In 1999, Velez decided her life again needed some new seasoning. Desiring a car that would let her savor the Southern California sun, she chose a white Mitsubishi Eclipse with a black convertible top.
"I was entitled to a fun, little, black-and-white convertible," she said. "And black and white is like the yin and the yang."
In picking a customized license plate, Velez listed 12 possibilities. She didn't think her top choice - "I LA" - would be available, so she placed it at No. 12.
But as the DMV checked No. 1, No. 2 and on through No. 11, the clerk had the same response.
"Sorry. Taken. Taken.
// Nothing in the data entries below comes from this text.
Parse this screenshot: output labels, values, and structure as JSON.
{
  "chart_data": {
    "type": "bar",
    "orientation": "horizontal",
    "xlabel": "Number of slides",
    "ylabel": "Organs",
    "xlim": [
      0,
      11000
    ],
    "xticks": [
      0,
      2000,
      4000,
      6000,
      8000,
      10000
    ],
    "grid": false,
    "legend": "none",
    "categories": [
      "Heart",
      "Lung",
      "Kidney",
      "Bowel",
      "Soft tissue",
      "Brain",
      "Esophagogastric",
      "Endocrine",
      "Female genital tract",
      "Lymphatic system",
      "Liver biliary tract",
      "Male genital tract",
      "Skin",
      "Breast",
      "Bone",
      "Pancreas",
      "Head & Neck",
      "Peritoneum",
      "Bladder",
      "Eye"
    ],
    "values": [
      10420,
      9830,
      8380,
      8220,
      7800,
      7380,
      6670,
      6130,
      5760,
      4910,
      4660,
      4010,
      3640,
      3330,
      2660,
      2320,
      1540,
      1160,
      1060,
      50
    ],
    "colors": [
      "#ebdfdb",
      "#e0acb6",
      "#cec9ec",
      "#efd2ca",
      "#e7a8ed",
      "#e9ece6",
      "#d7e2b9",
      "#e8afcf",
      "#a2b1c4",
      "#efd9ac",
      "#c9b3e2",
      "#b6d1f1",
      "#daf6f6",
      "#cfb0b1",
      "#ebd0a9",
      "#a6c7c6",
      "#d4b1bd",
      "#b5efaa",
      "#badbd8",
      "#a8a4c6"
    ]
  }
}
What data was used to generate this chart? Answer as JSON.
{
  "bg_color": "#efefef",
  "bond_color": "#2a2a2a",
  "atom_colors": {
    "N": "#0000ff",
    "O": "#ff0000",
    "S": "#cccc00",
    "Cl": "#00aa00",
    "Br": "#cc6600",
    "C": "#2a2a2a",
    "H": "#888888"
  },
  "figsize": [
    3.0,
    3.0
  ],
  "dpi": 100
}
Taken."
No. 12 was available - and a rare find.
"I wouldn't be surprised if somebody offered her $10,000 for that," said Richard Barnett, president of GreatPlateExchange.com, a site through which collectors can buy, sell and trade vanity plates.
A few months later someone spotted the license plate and offered Velez $1,000.
"Sorry. Not tempting enough," she recalled saying. "Then he asks, `Do you know Randy Newman?"'
Newman, whose publicist said he was too busy for an interview, wrote the 1980s hit "I Love L.A."
"From the South Bay to the Valley/From the West Side to East Side/Everybody's very happy/`Cause the sun is shining all the time/looks like another perfect day
"I love L.A."
Velez does not know the Oscar-Emmy-Grammy-winning composer. But she shares his sentiments about their adopted hometown.
"Most New Yorkers, or most people from out of town, they hate L.A. I truly, truly love L.A.," she said. "I'm a transplant and I love the place. Pollution and all, I love it. High real estate prices and all, I love it."
She later added: "I feel like I have been on vacation 26 years."